Much of the development of international environmental law consists of “soft law” instruments rather than legally binding treaties.Footnote 81 Nonbinding declarations, such as the Stockholm Declaration, the 1992 Rio Declaration on Environment and Development,Footnote 82 and the 2002 Johannesburg Declaration on Sustainable Development,Footnote 83 articulate broad principles and suggest best practices for responsible environmental stewardship. Critics sometimes dismiss such nonbinding declarations as phantom laws that compromise international law’s integrity as a normative system.Footnote 84 However, reliance on soft commitments need not be viewed as a “pathological phenomenon” that enfeebles international legal order.Footnote 85 In the environmental arena, soft law instruments usually reflect serious efforts to bolster states’ political commitments and practical capacities to prevent transboundary environmental harm. When these efforts are successful, they can reduce the need for binding treaties. To the extent states relate to each other as neighbors, they may find ways to resolve their differences through friendly cooperation based on informal norms and practices rather than resort to legal obligations and enforcement.Footnote 86 Even if treaties might be preferable in a perfect world, soft law commitments are sometimes the most robust form of normative consensus that states can achieve through diligent cooperation. Mandatory cooperation thus helps to explain and contextualize soft law’s prevalence in international environmental governance, showing why it may be worth celebrating, or at least having, even as the international community continues to pursue more intensive commitments to prevent or minimize transboundary pollution.

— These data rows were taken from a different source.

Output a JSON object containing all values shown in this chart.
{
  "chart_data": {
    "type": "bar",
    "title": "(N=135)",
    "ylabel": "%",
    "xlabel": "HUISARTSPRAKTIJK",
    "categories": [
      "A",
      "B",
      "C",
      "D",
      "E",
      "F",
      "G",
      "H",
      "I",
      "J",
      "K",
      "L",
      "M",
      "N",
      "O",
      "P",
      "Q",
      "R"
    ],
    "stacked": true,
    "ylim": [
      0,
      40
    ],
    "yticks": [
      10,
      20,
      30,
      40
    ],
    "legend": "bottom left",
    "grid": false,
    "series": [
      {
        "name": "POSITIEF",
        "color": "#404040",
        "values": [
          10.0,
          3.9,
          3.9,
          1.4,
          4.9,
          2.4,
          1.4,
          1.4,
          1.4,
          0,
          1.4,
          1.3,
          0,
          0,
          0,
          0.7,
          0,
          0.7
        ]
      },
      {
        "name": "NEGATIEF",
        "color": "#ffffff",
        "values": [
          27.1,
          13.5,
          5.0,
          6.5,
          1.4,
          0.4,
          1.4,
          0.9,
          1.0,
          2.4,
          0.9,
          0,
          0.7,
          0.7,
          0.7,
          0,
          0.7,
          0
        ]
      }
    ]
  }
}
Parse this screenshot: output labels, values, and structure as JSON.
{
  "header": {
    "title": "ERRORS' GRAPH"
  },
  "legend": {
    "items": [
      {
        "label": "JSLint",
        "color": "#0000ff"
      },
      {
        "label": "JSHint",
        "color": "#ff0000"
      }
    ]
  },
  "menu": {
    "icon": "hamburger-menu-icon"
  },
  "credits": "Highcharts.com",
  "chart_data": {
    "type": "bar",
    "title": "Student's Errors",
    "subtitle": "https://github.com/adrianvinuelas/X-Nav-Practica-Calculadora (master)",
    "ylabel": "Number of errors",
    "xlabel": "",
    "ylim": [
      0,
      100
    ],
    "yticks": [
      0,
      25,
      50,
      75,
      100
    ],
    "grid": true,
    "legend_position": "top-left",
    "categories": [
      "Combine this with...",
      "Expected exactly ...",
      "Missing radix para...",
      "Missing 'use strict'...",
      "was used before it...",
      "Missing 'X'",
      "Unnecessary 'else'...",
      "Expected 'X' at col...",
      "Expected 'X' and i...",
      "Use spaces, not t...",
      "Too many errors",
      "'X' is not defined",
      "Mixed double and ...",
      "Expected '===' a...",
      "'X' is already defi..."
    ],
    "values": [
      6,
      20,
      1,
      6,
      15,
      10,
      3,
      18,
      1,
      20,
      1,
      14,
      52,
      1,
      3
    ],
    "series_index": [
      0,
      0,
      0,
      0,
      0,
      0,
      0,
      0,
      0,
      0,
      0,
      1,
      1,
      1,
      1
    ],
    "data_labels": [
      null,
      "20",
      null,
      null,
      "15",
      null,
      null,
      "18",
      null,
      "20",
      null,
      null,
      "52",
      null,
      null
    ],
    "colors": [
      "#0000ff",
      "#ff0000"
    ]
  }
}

Yet despite evident progress, the dangers of transboundary pollution have never been greater. In the next chapter, we consider how mandatory cooperation applies to the supreme existential danger of our time: atmospheric pollution and its devastating contribution to global warming. As we will see, in principle, states must exercise due diligence to prevent carbon emissions from exacerbating global warming. This obligation flows, in part, from the general duty to prevent transboundary harm. Additionally, states now accept that climate change and its adverse effects qualify as a common concern of humanity that is entrusted to the joint stewardship of the international community as a whole. Accordingly, joining the fight against climate change is no longer an option states can take up or refuse; it is mandatory under international law.